You know, as family visits go, this falls in the category of “OK.”
Our first stop in (metro) Detroit, prior to my parents’ house, was the previously-mentioned John King Books. Was it everything I remembered? Not really. Big, yes. Also fairly dusty and dingy and, in the end, I wasn’t able to browse in a particularly relaxed way because, since it was my idea to go there, I felt reponsible for making sure everyone else was finding something. The youngest was too young to really find anything, the middle child found a big book on the Roman Empire, the oldest found a math book he liked, and my husband found some old stock certificates.
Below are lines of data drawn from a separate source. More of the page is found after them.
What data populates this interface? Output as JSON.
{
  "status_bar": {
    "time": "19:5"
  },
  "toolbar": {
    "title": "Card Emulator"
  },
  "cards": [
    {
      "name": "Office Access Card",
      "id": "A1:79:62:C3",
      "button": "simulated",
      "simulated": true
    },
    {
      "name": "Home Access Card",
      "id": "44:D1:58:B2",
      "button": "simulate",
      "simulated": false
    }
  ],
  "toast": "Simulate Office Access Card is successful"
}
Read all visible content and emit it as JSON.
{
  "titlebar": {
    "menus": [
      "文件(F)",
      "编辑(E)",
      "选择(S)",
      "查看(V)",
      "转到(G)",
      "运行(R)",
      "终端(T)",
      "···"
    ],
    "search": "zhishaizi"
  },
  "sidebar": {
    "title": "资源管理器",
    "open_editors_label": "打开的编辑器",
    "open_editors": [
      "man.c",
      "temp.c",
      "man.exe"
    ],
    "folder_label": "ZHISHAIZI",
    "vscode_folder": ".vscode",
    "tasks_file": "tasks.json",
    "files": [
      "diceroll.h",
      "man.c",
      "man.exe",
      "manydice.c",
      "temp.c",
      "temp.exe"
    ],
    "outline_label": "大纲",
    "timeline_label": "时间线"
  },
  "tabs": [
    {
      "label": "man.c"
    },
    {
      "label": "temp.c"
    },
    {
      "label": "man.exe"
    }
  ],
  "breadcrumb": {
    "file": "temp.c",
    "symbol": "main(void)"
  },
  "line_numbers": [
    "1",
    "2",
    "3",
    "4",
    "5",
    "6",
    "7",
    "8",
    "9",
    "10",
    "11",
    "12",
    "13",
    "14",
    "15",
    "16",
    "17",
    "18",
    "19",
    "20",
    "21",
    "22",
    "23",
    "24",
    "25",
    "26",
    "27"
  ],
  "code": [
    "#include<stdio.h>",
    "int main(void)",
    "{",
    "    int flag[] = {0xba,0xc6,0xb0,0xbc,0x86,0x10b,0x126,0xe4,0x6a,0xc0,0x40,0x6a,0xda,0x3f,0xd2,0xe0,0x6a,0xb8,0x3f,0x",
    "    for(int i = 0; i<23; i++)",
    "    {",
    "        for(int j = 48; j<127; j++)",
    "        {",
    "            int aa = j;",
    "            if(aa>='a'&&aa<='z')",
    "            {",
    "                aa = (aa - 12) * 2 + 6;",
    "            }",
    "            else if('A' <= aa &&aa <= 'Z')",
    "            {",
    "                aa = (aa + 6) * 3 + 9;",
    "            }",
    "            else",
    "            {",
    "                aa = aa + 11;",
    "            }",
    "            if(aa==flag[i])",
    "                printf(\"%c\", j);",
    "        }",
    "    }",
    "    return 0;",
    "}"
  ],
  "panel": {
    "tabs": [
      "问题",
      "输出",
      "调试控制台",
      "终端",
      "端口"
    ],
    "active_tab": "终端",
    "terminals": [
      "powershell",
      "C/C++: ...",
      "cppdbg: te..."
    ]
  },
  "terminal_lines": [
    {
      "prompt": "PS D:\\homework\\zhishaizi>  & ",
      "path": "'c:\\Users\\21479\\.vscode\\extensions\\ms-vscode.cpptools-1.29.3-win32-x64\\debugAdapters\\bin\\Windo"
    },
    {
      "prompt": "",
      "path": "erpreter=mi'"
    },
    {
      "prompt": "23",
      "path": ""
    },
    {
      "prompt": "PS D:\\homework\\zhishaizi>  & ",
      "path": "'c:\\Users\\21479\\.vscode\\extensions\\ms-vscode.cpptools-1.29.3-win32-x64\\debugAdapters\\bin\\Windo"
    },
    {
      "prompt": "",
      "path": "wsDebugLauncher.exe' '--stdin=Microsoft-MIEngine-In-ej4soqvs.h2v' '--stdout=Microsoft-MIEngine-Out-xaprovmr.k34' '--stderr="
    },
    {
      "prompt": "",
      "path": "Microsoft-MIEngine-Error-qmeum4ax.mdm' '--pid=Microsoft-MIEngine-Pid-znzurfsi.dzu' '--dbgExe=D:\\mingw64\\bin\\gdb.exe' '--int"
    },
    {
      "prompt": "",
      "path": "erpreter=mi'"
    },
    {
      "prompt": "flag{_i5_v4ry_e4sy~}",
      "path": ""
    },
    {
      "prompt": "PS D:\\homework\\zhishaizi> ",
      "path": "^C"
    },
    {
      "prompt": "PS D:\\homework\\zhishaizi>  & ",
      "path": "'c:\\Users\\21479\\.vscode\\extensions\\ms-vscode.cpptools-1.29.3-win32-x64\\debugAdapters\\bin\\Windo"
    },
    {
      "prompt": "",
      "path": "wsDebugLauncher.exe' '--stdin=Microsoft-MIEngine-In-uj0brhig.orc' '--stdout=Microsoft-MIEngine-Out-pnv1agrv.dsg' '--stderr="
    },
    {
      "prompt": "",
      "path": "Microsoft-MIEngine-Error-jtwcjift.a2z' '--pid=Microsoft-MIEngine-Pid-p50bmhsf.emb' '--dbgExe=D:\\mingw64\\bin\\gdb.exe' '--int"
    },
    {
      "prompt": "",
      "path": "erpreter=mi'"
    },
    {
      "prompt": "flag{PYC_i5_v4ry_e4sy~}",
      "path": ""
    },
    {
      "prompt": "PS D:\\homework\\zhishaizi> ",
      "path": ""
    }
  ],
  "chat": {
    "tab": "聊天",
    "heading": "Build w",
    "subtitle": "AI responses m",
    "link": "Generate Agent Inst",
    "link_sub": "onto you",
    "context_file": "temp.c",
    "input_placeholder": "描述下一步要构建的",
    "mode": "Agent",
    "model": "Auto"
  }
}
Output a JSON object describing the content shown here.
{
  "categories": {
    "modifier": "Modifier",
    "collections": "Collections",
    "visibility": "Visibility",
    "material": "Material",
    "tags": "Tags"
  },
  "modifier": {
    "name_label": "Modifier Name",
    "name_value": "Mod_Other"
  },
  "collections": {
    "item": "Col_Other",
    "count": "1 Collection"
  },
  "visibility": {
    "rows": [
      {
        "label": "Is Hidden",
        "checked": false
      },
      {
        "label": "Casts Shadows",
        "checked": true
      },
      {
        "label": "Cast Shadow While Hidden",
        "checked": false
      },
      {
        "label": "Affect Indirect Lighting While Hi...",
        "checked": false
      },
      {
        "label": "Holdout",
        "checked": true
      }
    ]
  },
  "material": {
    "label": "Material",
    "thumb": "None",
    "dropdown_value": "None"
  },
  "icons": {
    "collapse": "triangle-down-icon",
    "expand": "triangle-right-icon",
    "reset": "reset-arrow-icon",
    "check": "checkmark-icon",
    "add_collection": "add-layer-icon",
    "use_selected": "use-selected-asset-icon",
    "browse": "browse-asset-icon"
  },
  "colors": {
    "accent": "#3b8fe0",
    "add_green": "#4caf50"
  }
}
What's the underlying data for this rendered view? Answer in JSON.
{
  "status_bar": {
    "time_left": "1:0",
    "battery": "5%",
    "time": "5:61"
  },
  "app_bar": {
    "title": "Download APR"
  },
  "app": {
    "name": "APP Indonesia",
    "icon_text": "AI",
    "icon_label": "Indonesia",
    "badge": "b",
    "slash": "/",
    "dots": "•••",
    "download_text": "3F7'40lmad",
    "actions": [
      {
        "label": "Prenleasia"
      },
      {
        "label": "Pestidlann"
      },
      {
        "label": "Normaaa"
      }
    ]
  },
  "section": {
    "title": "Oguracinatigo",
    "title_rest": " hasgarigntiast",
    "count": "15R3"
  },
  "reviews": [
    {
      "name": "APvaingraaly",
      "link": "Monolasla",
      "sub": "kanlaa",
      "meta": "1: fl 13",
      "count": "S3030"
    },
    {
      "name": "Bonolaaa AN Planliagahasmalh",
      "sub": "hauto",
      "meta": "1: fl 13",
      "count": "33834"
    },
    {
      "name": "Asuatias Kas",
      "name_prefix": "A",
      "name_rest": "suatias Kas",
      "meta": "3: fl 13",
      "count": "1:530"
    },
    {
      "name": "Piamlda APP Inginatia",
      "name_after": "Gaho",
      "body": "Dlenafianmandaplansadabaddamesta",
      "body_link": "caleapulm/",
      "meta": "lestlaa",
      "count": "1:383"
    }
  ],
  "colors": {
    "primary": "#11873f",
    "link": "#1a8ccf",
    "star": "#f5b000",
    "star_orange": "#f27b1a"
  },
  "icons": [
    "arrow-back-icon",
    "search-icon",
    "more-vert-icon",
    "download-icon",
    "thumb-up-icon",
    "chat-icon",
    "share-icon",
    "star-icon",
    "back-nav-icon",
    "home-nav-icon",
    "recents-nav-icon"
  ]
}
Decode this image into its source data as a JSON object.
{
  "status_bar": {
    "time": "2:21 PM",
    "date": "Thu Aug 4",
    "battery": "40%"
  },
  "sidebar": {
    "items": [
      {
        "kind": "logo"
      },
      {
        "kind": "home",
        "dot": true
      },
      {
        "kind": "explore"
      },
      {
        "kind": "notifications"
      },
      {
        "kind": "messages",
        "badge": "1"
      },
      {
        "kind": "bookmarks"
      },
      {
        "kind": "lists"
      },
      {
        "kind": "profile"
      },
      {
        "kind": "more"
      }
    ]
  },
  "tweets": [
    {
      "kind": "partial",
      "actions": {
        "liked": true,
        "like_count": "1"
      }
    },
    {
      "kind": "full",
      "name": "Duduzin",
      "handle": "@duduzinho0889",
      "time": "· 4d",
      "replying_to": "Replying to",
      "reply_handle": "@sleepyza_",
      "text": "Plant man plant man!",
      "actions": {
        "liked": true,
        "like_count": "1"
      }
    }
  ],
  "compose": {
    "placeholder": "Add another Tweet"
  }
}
My middle son was disappointed that the children’s fiction was all old stuff, and wasn’t particularly impressed with it, even though I thought it was pretty cool that there were all sorts of WWI and WWII-era books for boys about young men joining the military and having other adventures, and tales of Pony Express riders, and Horatio Alger stories from the early 1900s, and he eventually settled on a 1940 novel about two new sailor recruits.
Afterwards we made our way to Mom and Dad’s house, where we spent a good portion of the afternoon talking to them and to my brother and sister-in-law, played a round of Yahtzee, went out to dinner, and then resumed talking. This morning we all slept in, had breakfast, then started in on preparing dinner, which we were actually reasonably successful in its timing — taking the turkey out of the roaster, the ham out of the oven, and getting the sides to the table, still warm, shortly after the 12:30 Lions/Bears football game was over. Then, clean-up, and later, a couple rounds of Uno.
Dad is, disappointingly, doing worse than when we were here a couple months ago — both physically (standing up out of his chair) and mentally (thinking through the process of a Yahtzee turn, and, during Uno, keeping track of when it was his turn and once playing a Wild card for no discernable reason, naming as his chosen color exactly the same color as it was before). No clear solutions here yet.
But with my boys being old enough to (mostly) entertain themselves, life is a lot easier than when I’d have to try to keep a baby happy while at the same time wanting to interact with adults.
Also — no big family arguments on hot-button issues. That’s just not what we do.
Up next: Christmas shopping, which gets increasingly difficult as the boys get older. The oldest really has no particular ideas of what he’d like (and is entirely indifferent to the clothes he wears, so that’s not an option), and the middle one now just wants gift cards so he can pick out his own things. Youngest still has a defined wish list: sketch pencils and all kinds of legos.
Hope you all had a great Thanksgiving!